Dataset | Private F1 Score (using different NMS IoU Threshold) | |||||
---|---|---|---|---|---|---|
0.70 | 0.75 | 0.80 | 0.85 | 0.90 | 0.95 | |
BEGC2024 + Redmond Dataset | 0.672 | 0.677 | - | - | 0.748 | 0.866 |
BEGC2024 + Las Vegas Dataset | 0.703 | 0.693 | 0.686 | 0.721 | 0.766 | 0.897 |
BEGC2024 + Diffusion Augmentation | 0.681 | - | 0.694 | 0.711 | 0.751 | 0.887 |
Our observations:
1. Dataset quality is what you need: There are 2 observations from our study. Firstly, data diversity is important to mitigate the generalization challenge. For instance, Las Vegas dataset offers higher diversity (i.e., desert backgrounds, different building shapes) as compared to the Redmond dataset, which is semantically more similar to the provided BEGC2024 training set. Hence, the performance of our model trained with BEGC2024 + Las Vegas dataset is better than BEGC2024 + Redmond dataset.

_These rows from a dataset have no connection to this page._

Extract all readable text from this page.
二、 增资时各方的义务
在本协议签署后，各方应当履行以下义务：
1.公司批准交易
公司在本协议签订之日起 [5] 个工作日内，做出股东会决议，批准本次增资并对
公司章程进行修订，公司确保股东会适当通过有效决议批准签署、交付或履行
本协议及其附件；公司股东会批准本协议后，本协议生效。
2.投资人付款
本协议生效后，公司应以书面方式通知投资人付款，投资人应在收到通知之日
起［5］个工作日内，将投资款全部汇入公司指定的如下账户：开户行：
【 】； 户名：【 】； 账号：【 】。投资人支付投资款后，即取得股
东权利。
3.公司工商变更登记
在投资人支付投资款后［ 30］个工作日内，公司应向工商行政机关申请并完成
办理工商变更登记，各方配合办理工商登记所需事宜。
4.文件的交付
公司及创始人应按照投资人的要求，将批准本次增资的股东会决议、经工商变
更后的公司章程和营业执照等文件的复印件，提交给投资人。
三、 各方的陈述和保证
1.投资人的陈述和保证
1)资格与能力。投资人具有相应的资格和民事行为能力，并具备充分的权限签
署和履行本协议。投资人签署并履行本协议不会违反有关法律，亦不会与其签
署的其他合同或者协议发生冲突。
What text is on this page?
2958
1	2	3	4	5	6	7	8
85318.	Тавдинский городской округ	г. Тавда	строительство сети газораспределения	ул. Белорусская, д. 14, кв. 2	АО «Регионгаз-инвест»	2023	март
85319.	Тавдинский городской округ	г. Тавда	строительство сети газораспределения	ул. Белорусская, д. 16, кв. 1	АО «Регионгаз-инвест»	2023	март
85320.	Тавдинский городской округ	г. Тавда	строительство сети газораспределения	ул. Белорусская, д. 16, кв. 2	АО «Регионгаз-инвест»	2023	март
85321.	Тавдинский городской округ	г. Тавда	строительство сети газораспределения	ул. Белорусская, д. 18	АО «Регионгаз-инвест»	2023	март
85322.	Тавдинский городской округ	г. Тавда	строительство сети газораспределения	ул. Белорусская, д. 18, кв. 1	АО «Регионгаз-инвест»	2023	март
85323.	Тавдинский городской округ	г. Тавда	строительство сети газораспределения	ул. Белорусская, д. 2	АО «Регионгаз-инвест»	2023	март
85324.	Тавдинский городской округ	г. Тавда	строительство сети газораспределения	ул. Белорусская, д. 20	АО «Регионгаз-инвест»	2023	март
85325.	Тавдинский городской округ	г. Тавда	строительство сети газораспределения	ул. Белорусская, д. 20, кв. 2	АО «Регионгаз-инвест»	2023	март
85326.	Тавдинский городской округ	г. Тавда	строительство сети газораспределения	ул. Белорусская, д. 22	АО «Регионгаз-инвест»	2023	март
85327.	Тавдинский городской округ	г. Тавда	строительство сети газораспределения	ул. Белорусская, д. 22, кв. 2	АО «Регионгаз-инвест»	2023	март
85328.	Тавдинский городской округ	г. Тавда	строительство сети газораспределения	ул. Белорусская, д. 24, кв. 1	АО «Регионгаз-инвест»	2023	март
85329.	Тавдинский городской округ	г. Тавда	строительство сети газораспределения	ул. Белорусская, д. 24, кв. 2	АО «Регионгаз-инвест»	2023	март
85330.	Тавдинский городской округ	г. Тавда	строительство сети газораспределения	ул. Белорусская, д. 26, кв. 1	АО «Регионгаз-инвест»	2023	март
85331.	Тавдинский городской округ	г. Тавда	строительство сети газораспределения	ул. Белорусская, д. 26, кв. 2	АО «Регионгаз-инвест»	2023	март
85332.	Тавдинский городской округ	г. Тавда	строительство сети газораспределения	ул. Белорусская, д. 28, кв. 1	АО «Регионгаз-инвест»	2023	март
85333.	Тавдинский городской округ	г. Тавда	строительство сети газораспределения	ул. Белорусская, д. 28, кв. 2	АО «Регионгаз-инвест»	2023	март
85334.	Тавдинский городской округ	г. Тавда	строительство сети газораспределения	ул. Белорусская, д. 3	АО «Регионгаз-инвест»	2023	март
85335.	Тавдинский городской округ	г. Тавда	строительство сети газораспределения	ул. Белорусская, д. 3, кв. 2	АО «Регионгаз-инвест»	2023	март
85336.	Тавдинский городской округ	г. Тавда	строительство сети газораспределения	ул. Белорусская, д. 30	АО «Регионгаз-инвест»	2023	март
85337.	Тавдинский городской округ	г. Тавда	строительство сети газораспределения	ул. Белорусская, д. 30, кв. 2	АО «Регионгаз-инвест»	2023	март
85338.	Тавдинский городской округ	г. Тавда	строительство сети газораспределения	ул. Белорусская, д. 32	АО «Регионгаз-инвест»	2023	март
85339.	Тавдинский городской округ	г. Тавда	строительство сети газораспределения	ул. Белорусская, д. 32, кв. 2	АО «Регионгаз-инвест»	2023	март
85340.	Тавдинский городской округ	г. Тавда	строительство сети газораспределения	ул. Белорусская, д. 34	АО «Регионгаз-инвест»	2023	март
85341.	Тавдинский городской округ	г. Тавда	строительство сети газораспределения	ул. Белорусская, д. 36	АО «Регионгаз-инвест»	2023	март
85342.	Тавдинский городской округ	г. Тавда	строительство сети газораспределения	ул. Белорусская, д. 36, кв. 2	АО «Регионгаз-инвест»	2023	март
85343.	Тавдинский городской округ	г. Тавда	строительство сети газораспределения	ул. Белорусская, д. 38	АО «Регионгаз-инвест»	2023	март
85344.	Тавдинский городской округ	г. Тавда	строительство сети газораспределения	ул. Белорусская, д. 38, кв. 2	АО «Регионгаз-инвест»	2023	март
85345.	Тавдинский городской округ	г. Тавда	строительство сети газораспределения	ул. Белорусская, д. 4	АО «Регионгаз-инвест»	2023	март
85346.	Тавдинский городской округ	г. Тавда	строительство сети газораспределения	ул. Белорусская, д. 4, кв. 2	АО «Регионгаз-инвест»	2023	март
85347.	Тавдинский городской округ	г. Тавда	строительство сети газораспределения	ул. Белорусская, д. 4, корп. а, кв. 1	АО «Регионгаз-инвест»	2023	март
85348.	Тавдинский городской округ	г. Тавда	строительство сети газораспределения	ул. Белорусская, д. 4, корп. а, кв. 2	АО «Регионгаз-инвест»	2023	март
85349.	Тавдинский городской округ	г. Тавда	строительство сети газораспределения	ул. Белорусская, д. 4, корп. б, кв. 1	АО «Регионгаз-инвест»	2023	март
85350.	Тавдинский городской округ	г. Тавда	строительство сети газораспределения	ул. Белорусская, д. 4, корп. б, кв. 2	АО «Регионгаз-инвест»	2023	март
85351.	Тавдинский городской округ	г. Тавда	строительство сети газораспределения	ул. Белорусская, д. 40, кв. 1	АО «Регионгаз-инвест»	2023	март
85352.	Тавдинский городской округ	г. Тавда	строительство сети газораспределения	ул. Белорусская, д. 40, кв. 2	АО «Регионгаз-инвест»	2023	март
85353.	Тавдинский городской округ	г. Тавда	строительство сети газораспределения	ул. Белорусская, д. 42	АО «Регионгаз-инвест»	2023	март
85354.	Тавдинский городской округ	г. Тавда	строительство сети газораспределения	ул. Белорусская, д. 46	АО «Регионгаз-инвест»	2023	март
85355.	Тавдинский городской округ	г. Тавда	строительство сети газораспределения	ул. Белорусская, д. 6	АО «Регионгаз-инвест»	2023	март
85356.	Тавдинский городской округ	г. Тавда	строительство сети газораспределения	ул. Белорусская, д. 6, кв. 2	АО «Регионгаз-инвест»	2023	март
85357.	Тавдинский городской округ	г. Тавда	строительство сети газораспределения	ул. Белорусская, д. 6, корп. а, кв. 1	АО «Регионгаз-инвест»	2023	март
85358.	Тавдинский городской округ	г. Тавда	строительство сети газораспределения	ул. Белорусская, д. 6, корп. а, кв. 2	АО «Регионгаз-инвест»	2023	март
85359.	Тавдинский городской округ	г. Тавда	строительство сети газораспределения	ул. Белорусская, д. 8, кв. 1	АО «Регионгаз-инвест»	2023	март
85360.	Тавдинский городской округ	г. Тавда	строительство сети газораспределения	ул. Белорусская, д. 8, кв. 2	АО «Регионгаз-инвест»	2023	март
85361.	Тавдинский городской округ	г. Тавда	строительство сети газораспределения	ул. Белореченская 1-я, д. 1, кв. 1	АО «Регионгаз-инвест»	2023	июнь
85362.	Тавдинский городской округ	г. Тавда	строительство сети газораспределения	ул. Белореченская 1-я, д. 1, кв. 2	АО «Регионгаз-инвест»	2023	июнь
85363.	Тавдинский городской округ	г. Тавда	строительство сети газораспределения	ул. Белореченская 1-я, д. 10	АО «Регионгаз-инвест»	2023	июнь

2. Diffusion Augmentation is label-efficient: Diffusion augmentaion is what you need if you do not have extra dataset which is diverse enough from the original training set. For instance, the Redmond dataset is not as useful as the Las Vegas dataset. However, it might be difficult and/or costly to find out the suitable extra dataset. On the other hand, we do not need extra dataset to prepare our diffusion augmentation pipeline. Even better, BEGC2024 + Diffusion Augmentation outperforms BEGC2024 + Redmond dataset, and also outperforms the 2nd and 3rd place entrants!
3. Start with a small model: We recommend starting with a smaller model. It is unwise to use a larger model when dealing with a limited dataset, as it may lead to overfitting. Our empirical study agrees with this hypothesis, as we failed to achieve a high mAP score using the biggest YOLOv8 version (YOLOv8x-seg). Given more time, we would explore training YOLOv8x-seg with all the extra datasets we gathered, and also using our diffusion augmentation pipeline.